Too nitpicky? Next came an e-mail sent out by J Street’s online director, Isaac Luria, in which he said that his organization "wants to demonstrate that, among those who care about Israel and its security, there is a constituency for sanity and moderation" (again, my italics). And finally, in response to Yoffie’s piece in the Forward, Ben-Ami puts J Street in the "third stream of Jews" described by Ha’aretz correspondent Anshel Pfeffer:

[There is a] third stream of Jews — perhaps not the widest one, but I believe quite significant — who have more complex and uncomfortable feelings on the matter. They care deeply for Israel and understand even why its government felt compelled to launch the devastating Operation Cast Lead, but they are extremely disturbed and hurt by the level of civilian deaths and destruction that almost seems part and parcel of the action. Surely, they say, there must, there has to be another way of doing this. And they live with those doubts, often unexpressed, even among families and close friends because the worst thing they find is that others around them don’t seem to discern between the different nuances, and can’t find in themselves compassion for the dead and wounded on the other side. They begin asking themselves very awkward questions: Are they surrounded by latent racists, or is something wrong with them that denies the feelings of certainty of those around them? Or does everyone have similar doubts but are simply afraid to express them?

For those keeping score, according to J Street officials, if you support Israel’s current course of action, you are: 1) not a real friend of Israel, 2) do not support sanity and moderation, 3) don’t discern nuances, 4) don’t feel compassion for dead and wounded Palestinians, and 5) might be a latent racist.

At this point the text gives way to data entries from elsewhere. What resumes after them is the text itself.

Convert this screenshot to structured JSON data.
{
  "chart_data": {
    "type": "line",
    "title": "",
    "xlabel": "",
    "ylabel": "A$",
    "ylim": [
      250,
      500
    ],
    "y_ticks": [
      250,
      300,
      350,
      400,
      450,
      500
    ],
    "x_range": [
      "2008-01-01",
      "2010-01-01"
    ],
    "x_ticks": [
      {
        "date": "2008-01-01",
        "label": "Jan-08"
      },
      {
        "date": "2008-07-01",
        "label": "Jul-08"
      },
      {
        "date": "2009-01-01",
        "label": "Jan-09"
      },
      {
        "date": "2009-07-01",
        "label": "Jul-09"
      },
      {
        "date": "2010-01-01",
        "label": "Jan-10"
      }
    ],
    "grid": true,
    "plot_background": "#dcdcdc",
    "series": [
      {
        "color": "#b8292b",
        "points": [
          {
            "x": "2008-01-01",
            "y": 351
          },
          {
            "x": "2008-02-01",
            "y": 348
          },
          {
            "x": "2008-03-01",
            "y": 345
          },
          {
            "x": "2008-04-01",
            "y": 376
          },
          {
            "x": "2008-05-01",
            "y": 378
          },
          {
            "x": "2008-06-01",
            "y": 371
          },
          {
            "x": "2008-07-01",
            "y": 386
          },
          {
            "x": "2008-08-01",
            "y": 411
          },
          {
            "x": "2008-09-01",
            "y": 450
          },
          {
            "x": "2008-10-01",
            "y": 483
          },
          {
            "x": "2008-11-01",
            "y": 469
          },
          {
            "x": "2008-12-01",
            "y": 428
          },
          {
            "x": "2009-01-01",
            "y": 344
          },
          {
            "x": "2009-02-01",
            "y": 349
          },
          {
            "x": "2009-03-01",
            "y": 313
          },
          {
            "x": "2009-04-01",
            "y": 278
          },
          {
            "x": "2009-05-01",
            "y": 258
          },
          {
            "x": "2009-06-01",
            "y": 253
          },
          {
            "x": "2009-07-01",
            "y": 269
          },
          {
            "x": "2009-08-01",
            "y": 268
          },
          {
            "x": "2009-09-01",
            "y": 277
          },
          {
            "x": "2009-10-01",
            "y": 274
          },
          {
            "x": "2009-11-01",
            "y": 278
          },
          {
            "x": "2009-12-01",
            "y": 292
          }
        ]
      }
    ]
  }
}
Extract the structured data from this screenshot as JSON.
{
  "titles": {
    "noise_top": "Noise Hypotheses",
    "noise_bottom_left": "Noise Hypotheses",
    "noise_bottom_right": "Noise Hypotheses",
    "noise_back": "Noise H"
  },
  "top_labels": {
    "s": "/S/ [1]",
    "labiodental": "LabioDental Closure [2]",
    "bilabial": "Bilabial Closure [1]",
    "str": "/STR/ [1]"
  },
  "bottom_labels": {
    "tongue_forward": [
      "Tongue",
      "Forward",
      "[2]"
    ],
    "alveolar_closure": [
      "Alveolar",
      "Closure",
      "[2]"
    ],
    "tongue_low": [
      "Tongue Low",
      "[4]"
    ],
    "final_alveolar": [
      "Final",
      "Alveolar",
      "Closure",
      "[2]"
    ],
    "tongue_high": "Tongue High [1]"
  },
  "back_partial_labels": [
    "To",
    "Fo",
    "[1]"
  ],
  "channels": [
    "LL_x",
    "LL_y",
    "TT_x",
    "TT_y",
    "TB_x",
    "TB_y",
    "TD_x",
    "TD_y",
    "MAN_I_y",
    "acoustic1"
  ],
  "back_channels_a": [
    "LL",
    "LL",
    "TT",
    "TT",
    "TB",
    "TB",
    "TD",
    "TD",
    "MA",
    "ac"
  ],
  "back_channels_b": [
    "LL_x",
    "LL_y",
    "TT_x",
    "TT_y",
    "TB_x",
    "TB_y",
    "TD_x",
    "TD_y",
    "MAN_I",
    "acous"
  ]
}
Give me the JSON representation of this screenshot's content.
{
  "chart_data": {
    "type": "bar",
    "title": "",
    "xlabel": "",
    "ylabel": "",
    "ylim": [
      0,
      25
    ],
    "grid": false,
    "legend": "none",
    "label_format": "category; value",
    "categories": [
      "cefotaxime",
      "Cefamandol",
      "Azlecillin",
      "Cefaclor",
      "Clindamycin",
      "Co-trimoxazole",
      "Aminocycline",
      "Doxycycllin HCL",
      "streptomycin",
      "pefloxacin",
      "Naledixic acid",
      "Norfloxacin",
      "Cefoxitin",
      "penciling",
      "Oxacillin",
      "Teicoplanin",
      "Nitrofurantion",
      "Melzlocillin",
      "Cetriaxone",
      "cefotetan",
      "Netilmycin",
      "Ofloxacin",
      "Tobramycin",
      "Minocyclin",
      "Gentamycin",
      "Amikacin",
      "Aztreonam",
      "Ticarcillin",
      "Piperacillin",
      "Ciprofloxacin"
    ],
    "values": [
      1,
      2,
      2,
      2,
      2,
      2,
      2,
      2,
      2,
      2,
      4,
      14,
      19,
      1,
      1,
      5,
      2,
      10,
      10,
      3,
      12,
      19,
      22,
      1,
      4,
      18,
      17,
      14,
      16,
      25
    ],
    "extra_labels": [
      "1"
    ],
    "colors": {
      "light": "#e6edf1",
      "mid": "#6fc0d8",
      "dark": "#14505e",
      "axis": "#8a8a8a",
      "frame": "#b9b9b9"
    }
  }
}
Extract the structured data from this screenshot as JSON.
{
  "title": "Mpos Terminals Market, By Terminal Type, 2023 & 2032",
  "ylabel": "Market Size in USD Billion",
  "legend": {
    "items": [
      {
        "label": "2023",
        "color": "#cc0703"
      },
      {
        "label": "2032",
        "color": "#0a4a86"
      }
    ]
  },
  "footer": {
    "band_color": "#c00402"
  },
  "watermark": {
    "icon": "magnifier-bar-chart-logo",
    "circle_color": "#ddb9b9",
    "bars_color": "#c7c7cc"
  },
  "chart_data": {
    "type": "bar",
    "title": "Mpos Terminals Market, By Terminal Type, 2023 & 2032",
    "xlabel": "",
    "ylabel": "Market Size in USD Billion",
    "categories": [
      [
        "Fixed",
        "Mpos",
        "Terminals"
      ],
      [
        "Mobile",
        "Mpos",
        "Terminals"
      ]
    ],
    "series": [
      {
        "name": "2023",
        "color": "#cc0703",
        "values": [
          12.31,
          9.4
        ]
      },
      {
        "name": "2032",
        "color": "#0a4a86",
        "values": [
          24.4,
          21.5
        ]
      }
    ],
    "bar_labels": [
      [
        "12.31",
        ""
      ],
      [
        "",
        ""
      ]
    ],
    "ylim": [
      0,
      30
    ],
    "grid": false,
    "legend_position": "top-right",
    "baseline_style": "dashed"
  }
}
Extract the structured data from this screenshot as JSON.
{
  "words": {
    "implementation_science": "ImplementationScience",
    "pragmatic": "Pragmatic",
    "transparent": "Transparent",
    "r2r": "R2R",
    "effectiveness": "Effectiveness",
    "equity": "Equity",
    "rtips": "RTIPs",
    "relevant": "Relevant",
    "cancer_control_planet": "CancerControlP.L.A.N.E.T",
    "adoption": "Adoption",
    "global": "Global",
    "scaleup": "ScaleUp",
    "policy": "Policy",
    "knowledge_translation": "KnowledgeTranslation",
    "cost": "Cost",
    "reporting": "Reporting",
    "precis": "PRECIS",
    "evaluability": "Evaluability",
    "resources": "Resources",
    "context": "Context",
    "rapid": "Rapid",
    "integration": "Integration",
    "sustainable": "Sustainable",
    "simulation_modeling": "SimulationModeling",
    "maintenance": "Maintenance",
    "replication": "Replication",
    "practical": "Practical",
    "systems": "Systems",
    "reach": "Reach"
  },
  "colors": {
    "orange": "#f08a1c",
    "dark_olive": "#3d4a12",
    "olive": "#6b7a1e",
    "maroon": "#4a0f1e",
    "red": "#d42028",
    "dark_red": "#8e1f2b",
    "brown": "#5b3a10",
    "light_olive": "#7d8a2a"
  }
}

Hey, it’s a free country, but if you’re going to go around expressing views like those, you lose the right to cry foul when someone turns around and accuses you of saying something that is "morally deficient, profoundly out of touch with Jewish sentiment and also appallingly naïve."

And, just to be clear, while Yoffie has some substantive disagreements with J Street in this instance, its not the organization’s strategic assesment that has the rabbi worked up, as much as drawing a moral equivalence between Hamas and Israel. The particular line in question comes from Luria’s e-mail, when he proudly proclaimed: "I recognize that neither Israelis nor Palestinians have a monopoly on right or wrong. While there is nothing ‘right’ in raining rockets on Israeli families or dispatching suicide bombers, there is nothing ‘right’ in punishing a million and a half already-suffering Gazans for the actions of the extremists among them."

A final note. You can agree or disagree with J Street’s position, but let’s be clear on what it is and is not. Ben-Ami paints half a picture when he lumps J Street in with 30 peace organizations that "signed a public call for an immediate ceasefire." The call came nearly a week after Israel first launched its retaliatory strikes — and is supported by many people who backed the initial Israeli actions. In other words, they think Israel was right to respond with force, but now think the time has come to talk.

Now that’s a nuanced position — and its not J Street’s. The same day that Israel launched its air strikes, Ben-Ami spoke out passionately against them in his statement, essentially arguing that Israel should not be responding militarily to the current wave of rocket attacks against its civilian population in the south.

Of course, being nuanced can be overrated, and in some cases even wrong. But for a group like J Street, whick talks as if it all but has a monopoly on the concept, you’d expect something a little less black and white.

UPDATE: In all fairness, I should add that Ben-Ami did close his response to Yoffie on a conciliatory (and somewhat nuanced) note:

J Street is very grateful to Rabbi Yoffie for the important leadership he has demonstrated over the years in speaking out on controversial and complex issues.  We look forward to continuing this conversation with respect for each other’s support for Israel and for our differences on how best to move forward.